Re: [RFC PATCH 01/20] fat: Fix iocharset=utf8 mount option

From: OGAWA Hirofumi
Date: Sun Aug 15 2021 - 07:23:20 EST


To: Pali Rohár <pali@xxxxxxxxxx>
Cc: linux-fsdevel@xxxxxxxxxxxxxxx, linux-ntfs-dev@xxxxxxxxxxxxxxxxxxxxx, linux-cifs@xxxxxxxxxxxxxxx, jfs-discussion@xxxxxxxxxxxxxxxxxxxxx, linux-kernel@xxxxxxxxxxxxxxx, Alexander Viro <viro@xxxxxxxxxxxxxxxxxx>, Jan Kara <jack@xxxxxxx>, "Theodore Y . Ts'o" <tytso@xxxxxxx>, Luis de Bethencourt <luisbg@xxxxxxxxxx>, Salah Triki <salah.triki@xxxxxxxxx>, Andrew Morton <akpm@xxxxxxxxxxxxxxxxxxxx>, Dave Kleikamp <shaggy@xxxxxxxxxx>, Anton Altaparmakov <anton@xxxxxxxxxx>, Pavel Machek <pavel@xxxxxx>, Marek Behún <marek.behun@xxxxxx>, Christoph Hellwig <hch@xxxxxxxxxxxxx>
Subject: Re: [RFC PATCH 01/20] fat: Fix iocharset=utf8 mount option
From: OGAWA Hirofumi <hirofumi@xxxxxxxxxxxxxxxxxx>
Gcc: nnimap+ibmpc.myhome.or.jp:Sent
--text follows this line--
To: Pali Rohár <pali@xxxxxxxxxx>
Cc: linux-fsdevel@xxxxxxxxxxxxxxx, linux-ntfs-dev@xxxxxxxxxxxxxxxxxxxxx, linux-cifs@xxxxxxxxxxxxxxx, jfs-discussion@xxxxxxxxxxxxxxxxxxxxx, linux-kernel@xxxxxxxxxxxxxxx, Alexander Viro <viro@xxxxxxxxxxxxxxxxxx>, Jan Kara <jack@xxxxxxx>, "Theodore Y . Ts'o" <tytso@xxxxxxx>, Luis de Bethencourt <luisbg@xxxxxxxxxx>, Salah Triki <salah.triki@xxxxxxxxx>, Andrew Morton <akpm@xxxxxxxxxxxxxxxxxxxx>, Dave Kleikamp <shaggy@xxxxxxxxxx>, Anton Altaparmakov <anton@xxxxxxxxxx>, Pavel Machek <pavel@xxxxxx>, Marek Behún <marek.behun@xxxxxx>, Christoph Hellwig <hch@xxxxxxxxxxxxx>
Subject: Re: [RFC PATCH 01/20] fat: Fix iocharset=utf8 mount option
From: OGAWA Hirofumi <hirofumi@xxxxxxxxxxxxxxxxxx>
Gcc: nnimap+ibmpc.myhome.or.jp:Sent
--text follows this line--
Pali Rohár <pali@xxxxxxxxxx> writes:

>> This change is not equivalent to utf8=1. In the case of utf8=1, vfat
>> uses iocharset's conversion table and it can handle more than ascii.
>>
>> So this patch is incompatible changes, and handles less chars than
>> utf8=1. So I think this is clean though, but this would be regression
>> for user of utf8=1.
>
> I do not think so... But please correct me, as this code around is mess.
>
> Without this change when utf8=1 is set then iocharset= encoding is used
> for case-insensitivity implementation (toupper / tolower conversion).
> For all other parts are use correct utf8* conversion functions.
>
> But you use touppper / tolower functions from iocharset= encoding on
> stream of utf8 bytes then you either get identity or some unpredictable
> garbage in utf8. So when comparing two (different) non-ASCII filenames
> via this method you in most cases get that filenames are different.
> Because converting their utf8 bytes via toupper / tolower functions from
> iocharset= encoding results in two different byte sequences in most
> cases.

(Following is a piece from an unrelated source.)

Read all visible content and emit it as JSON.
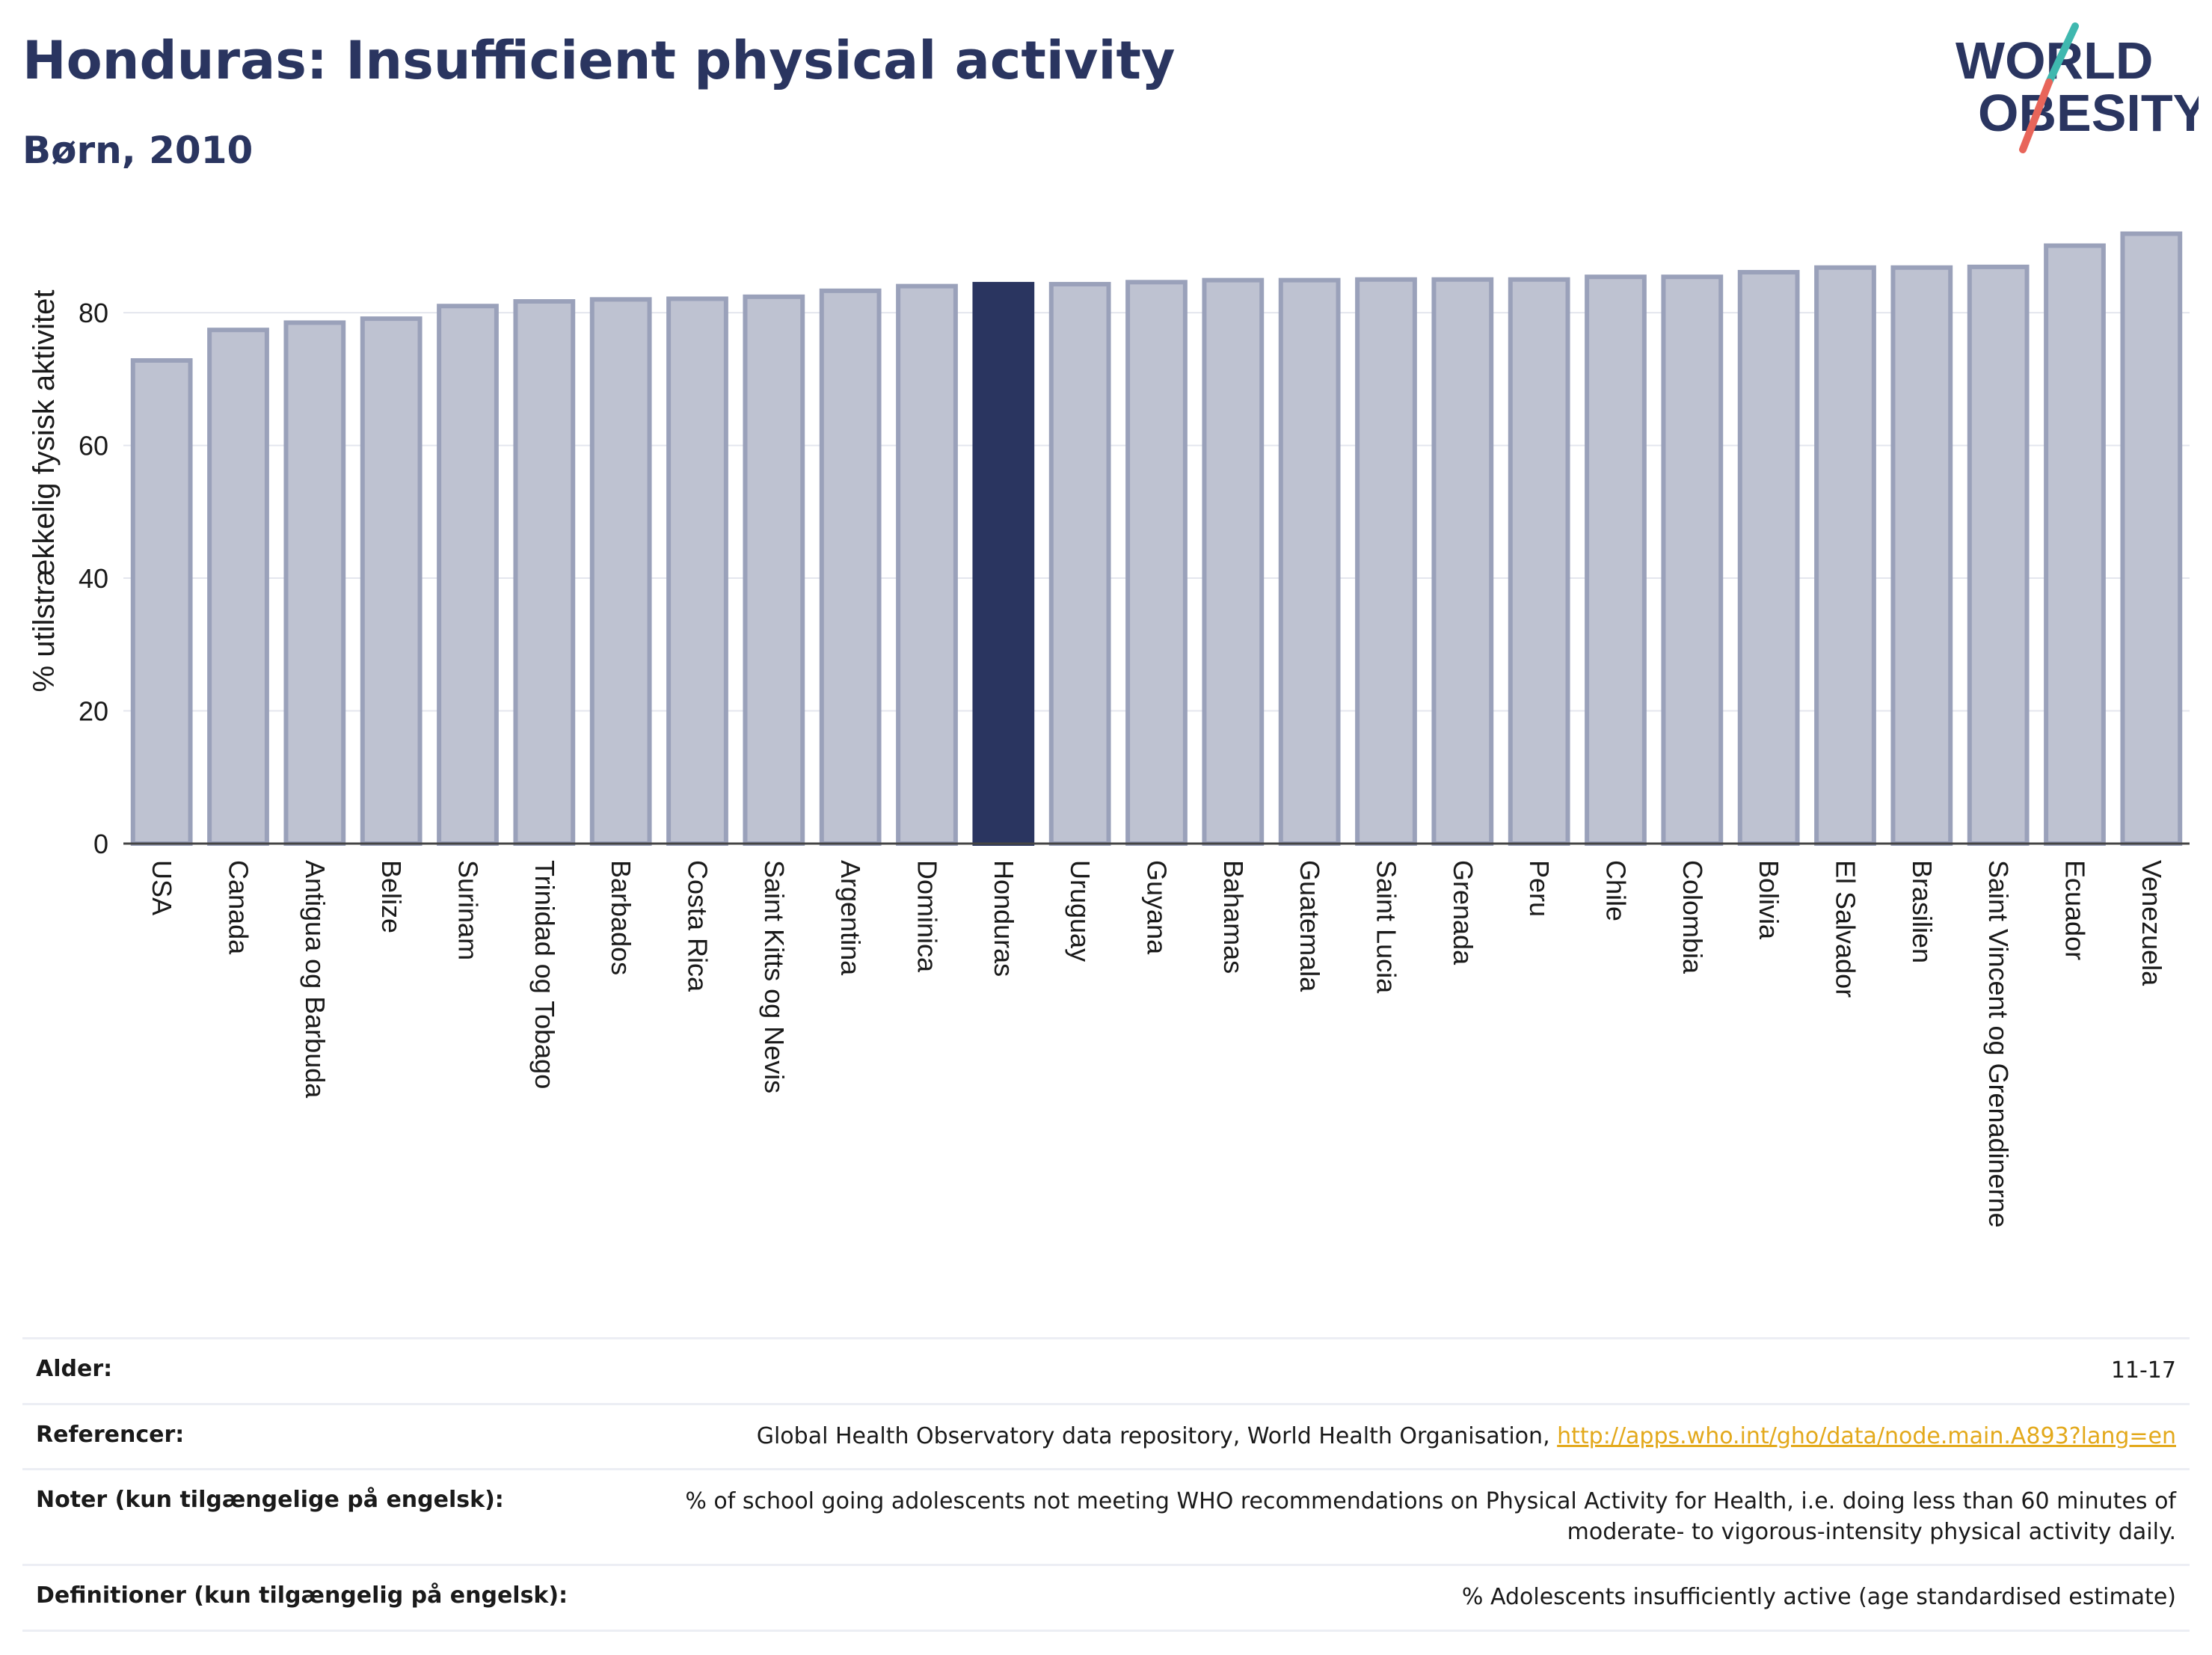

Even for two utf8 case-insensitive same strings.
>
> But you can play with it and I guess it is possible to find two
> different utf8 strings which after toupper / tolower conversion from
> some iocharset= encoding would lead to same byte sequence.
>
> This patch uses for utf8 tolower / touppser function simple 7-bit
> tolower / toupper ascii function. And so for 7-bit ascii file names
> there is no change.
>
> So this patch changes behavior when comparing non 7-bit ascii file
> names, but only in cases when previously two different file names were
> marked as same. As now they are marked correctly as different. So this
> is changed behavior, but I guess it is bug fix which is needed.
> If you want I can put this change into separate patch.
>
> Issue that two case-insensitive same files are marked as different is
> not changed by this patch and therefore this issue stay here.

OK, sure. utf8 looks like broken than I was thinking (although user can
use iocharset=ascii and utf8=1 for this). The code might be better to
clean up a bit more though, looks like good basically.

One thing, please update FAT_DEFAULT_IOCHARSET help in Kconfig and
Documentation/filesystems/vfat.rst (with new warning about iocharset=utf8).

Thanks.
--
OGAWA Hirofumi <hirofumi@xxxxxxxxxxxxxxxxxx>